I have to quote, in its near-entirety, this story that composer Jeff Harrington tells over at Sequenza 21, in a continuation of an ongoing argument, about professor pressure in composition grad school:
…This period is history and needs to be remembered. I was told throughout my student years, even during my graduate studies in 1987-88 at Tulane that I had to write in certain styles. During my graduate studies then, my graduate teacher told me that she would not give an MFA to somebody who wrote ‘tonal music’. I remember coming home to Elsie, my wife and she burst out in tears, ‘She can’t make you do that…’. I went on to write a Stravinskyan piece, entirely out of place with my current aesthetic (and I was 35 at the time and had been composing for 17 years) because I wanted that MFA. Strangely enough, that post-tonal Stravinskyan aesthetic is what I was later to embrace (with a few mods) and forms my current musical language. Ouch!
I had no choice as to whether to continue or not, we were broke living in New Orleans, and my only way out as I could see it was to go back to school and get a Doctorate. My sole income was the teaching assistantship.
When I told Elliott Carter that I had no interest in writing expressionistic music, that I thought expressionism was played out and pointless (I was writing kind of Vivier-esque pieces at the time, very slow and weird) he said I might as well give up composing as I would never have a career, never get performed and never amount to anything. He was adamant.

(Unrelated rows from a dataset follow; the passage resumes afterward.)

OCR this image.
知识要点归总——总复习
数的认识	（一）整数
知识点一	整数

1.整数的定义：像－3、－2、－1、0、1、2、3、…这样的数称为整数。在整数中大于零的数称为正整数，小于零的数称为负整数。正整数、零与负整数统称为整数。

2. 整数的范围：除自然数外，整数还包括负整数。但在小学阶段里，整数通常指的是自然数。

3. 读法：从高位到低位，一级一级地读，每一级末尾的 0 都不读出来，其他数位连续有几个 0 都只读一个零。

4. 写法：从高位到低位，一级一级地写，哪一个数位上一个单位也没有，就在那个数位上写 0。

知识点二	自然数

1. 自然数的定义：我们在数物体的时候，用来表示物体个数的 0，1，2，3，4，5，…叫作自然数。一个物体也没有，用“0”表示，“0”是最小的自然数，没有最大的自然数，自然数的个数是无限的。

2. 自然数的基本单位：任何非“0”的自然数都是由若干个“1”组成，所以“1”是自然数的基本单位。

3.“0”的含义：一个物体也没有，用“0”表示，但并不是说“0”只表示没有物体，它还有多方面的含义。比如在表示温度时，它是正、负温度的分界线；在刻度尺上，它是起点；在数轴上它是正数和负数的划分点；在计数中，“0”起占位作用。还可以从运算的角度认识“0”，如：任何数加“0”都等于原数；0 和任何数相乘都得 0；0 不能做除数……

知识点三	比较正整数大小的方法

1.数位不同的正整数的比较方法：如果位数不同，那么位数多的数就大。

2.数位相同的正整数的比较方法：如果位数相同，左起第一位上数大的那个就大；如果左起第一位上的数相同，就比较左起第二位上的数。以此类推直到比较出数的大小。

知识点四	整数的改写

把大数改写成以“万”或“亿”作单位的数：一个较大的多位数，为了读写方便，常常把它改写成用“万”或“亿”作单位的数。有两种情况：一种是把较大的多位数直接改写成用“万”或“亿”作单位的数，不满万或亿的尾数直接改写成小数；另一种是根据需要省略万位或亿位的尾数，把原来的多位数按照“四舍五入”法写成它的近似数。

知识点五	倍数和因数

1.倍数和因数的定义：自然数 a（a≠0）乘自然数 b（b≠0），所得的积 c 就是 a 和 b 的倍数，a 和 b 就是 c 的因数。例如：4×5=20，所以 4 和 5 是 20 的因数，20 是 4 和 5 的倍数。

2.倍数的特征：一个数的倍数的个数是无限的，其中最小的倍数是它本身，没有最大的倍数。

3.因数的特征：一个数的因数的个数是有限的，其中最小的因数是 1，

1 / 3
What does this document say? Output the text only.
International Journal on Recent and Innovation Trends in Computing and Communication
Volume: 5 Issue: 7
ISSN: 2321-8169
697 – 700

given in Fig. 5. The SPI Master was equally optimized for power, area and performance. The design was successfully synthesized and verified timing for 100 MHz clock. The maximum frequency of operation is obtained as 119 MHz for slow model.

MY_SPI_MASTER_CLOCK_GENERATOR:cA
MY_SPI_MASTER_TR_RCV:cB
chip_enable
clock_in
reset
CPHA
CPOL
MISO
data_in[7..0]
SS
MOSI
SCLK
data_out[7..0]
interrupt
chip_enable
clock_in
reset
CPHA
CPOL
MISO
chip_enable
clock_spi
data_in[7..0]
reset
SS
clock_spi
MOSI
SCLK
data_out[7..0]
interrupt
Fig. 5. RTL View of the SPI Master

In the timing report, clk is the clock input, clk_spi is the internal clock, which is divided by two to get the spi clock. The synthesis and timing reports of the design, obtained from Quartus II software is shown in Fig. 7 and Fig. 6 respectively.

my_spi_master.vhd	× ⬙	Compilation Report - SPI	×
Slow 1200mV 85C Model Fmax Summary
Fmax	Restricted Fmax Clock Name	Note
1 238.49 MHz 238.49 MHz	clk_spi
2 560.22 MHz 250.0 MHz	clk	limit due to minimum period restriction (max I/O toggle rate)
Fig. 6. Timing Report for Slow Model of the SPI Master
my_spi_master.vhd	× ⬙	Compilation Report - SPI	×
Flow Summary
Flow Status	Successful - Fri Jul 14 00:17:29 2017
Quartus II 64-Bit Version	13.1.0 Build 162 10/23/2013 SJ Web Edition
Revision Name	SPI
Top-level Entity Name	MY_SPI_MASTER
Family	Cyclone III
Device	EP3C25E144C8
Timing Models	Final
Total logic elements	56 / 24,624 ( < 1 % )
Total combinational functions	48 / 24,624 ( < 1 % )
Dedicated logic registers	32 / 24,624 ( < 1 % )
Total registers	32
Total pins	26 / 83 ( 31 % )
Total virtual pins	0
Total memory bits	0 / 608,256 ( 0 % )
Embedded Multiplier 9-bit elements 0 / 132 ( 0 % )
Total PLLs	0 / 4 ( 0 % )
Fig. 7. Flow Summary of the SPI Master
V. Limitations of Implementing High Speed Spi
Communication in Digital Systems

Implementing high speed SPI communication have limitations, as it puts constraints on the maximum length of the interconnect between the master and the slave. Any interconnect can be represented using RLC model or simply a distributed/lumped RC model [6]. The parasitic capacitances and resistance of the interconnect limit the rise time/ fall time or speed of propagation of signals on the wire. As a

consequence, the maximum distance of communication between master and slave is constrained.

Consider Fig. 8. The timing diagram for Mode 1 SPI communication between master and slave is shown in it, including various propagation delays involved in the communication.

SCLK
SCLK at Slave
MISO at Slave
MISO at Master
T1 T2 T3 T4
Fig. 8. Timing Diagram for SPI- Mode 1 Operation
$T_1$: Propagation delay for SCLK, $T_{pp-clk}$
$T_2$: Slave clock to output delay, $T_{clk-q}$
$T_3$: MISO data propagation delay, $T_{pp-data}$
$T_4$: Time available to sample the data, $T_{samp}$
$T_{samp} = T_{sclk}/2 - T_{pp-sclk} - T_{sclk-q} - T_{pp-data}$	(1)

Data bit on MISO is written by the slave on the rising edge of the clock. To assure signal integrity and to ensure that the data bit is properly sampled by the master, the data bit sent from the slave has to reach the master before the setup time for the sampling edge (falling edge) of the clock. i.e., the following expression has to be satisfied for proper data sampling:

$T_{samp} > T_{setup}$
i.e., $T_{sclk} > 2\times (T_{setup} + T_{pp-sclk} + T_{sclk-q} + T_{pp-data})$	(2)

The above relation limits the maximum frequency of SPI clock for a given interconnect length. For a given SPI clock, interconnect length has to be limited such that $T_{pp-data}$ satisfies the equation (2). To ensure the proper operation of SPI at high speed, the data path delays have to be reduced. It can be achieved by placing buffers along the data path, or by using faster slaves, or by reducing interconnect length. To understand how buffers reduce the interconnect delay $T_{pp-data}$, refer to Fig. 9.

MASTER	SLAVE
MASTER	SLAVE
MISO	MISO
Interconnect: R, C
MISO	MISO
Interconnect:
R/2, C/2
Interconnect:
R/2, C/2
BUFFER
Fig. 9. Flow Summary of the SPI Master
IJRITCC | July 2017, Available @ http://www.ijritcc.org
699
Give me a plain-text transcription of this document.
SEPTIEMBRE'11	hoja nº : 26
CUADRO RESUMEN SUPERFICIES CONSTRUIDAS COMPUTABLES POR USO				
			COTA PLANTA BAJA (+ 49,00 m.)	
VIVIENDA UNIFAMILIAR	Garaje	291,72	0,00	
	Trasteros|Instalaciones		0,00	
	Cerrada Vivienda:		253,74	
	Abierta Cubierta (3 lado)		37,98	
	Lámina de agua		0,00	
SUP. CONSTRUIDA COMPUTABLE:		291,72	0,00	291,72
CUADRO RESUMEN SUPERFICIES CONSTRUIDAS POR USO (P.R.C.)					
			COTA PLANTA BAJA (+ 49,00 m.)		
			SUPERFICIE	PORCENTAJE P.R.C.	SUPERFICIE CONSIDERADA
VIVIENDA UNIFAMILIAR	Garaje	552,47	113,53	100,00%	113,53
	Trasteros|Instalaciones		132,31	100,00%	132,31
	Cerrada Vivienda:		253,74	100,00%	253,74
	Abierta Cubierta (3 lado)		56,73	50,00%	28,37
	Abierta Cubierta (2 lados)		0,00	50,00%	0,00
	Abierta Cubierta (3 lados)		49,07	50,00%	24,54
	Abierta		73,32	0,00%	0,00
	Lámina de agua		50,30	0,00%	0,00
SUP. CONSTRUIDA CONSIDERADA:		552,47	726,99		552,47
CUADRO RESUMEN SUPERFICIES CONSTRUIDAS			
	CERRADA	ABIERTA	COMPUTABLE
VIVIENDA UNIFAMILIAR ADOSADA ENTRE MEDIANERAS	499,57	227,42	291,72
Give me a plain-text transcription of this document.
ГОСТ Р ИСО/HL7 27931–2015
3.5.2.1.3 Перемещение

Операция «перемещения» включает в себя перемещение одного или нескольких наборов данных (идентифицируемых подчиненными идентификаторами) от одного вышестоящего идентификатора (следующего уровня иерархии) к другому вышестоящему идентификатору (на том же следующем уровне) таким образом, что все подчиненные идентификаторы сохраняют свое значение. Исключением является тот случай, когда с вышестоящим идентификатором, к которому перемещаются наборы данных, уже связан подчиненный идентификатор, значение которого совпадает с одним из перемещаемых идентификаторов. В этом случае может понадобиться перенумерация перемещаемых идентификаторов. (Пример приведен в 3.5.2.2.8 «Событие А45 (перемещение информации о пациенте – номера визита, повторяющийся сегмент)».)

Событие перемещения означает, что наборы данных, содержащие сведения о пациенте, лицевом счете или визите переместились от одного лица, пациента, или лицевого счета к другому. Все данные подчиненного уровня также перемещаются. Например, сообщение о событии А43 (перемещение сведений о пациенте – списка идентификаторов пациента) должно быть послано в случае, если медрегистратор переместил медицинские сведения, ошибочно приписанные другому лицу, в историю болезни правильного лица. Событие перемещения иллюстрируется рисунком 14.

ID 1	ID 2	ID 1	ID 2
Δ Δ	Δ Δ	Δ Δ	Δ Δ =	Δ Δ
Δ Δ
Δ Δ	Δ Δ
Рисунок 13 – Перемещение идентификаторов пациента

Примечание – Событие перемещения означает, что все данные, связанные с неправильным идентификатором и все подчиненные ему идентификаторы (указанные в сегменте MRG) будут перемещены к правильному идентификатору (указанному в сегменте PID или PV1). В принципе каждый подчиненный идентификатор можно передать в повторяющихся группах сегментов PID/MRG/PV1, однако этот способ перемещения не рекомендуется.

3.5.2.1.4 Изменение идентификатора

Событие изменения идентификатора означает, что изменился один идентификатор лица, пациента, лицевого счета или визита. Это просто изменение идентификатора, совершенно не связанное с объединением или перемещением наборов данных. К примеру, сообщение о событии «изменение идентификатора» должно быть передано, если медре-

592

Atonal expressionism was the future, period.
Again, we need to preserve these memories as it’s too easy to make it seem like a few bad eggs, when in fact practically the entire American musical education environment was Stalinist in this regard.
I’ve never met Elliott Carter, never wanted to, but I’ve heard a lot of stories about him being a dictatorial son-of-a-bitch and telling young composers that there was only one way to write music.